Here's the response I got with the most relevant part in bold:
Thank you for taking the time to contact me regarding a possible change in the method used to calculate the Social Security cost of living adjustment (COLA). I appreciate hearing from you about this issue.
The cost of living adjustment is a predetermined increase to social security benefits intended to compensate for the effects of inflation. COLAs have been determined by the U.S. Social Security Administration since 1975, and are not decisions in which Congress or the President typically have a role. In general, a COLA is equal to the percentage increase in the Consumer Price Index for Urban Wage Earners and Clerical Workers (CPI-W) from the third quarter of one year to the third quarter of the next. The CPI-W is a measure of the change in prices paid by consumers for a variety of goods and services.
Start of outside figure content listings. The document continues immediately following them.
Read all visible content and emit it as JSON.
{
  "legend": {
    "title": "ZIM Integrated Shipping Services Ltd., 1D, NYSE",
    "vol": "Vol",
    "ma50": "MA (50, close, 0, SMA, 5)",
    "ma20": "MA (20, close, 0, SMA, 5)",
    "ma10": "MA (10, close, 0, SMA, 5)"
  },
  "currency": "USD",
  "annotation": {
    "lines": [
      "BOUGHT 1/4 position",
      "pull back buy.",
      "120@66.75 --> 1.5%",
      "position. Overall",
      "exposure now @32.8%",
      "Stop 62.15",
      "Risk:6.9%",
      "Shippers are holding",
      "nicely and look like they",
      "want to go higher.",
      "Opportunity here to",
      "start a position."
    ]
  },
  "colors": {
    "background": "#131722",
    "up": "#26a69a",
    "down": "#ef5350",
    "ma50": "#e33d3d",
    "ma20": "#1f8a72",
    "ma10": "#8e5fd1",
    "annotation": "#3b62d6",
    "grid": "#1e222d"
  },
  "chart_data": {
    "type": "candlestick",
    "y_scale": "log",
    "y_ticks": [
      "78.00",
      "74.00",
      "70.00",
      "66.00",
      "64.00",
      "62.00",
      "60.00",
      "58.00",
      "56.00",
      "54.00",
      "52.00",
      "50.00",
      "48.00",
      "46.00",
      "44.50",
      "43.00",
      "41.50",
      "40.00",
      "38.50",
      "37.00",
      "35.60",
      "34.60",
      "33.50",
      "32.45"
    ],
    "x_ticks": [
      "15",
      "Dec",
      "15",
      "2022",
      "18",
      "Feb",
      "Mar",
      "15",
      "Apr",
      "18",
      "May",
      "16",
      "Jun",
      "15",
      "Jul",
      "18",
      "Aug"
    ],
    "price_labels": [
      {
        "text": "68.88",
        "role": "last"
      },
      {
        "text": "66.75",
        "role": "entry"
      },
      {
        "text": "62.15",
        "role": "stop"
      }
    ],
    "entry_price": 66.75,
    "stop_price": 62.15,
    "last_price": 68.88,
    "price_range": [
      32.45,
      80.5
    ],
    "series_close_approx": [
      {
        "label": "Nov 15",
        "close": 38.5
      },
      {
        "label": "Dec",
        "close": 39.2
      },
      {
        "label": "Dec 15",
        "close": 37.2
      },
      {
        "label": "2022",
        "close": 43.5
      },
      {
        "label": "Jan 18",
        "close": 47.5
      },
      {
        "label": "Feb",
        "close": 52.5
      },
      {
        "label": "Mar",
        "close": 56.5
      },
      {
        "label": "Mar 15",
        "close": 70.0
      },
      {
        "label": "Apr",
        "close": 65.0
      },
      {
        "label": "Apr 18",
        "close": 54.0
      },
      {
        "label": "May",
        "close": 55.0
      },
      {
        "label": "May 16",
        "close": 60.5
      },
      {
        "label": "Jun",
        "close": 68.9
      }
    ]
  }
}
The Bureau of Labor Statistics determines the CPI-W by examining the change in price of over 200 categories of goods and services.
The President’s Fiscal Year 2014 Budget proposes changing this method of calculating COLAs. Instead of using the CPI-W, an alternative measure known as the Chained Consumer Price Index for All Urban Consumers (C-CPI-U) would be used. Unlike the CPI-W, the C-CPI-U is a “chained” index, which means it assumes that some consumers will substitute between different categories of goods in order to save money. For example, if the price of beef were to rise, but not the price of chicken, the C-CPI-U would take into account some consumers choosing to buy chicken instead of beef. As a result, the C-CPI-U tends to grow more slowly than the CPI-W.
I understand that there are serious concerns about the effect changes to the method of calculating COLAs would have on Social Security recipients. Please be assured, I will carefully examine any proposal to change how COLAs are calculated, and will keep your thoughts in mind.
Again, thank you for sharing your thoughts with me. Please do not hesitate to contact me in the future about this or any other matter of importance to you.
For more information on this or other issues, I encourage you to visit my website, http://casey.senate.gov. I hope you will find this online office a comprehensive resource to stay
up-to-date on my work in Washington, request assistance from my office or share with me your thoughts on the issues that matter most to you and to Pennsylvania.
Sincerely,
Bob Casey
United States Senator
In that email, the closest thing to a response was just stock language adapted for the issue in question. I would hope that any senator would "carefully analyze" the issues in front of them, and Bob Casey and his staff have had plenty of time to do just that. Obama offered chained CPI to Republicans back in the debt ceiling fiasco in July 2011 and last year during the "fiscal cliff" negotiations, and he included it in his budget again this year. Tom Harkin and Bernie Sanders introduced a
resolution opposing chained CPI and other Social Security cuts. Many of Casey's Democratic colleagues have signed it, including fellow members of the HELP (Health, Education, Labor, and Pensions) Committee like Kay Hagan, Al Franken, Sheldon Whitehouse, Barbara Mikulski, and Elizabeth Warren. Over half of the Democrats on the HELP Committee (of which Harkin and Sanders are both members as well) have signed onto the resolution, which makes sense because retirement security falls within their issue area.
Casey has no excuse for such evasion.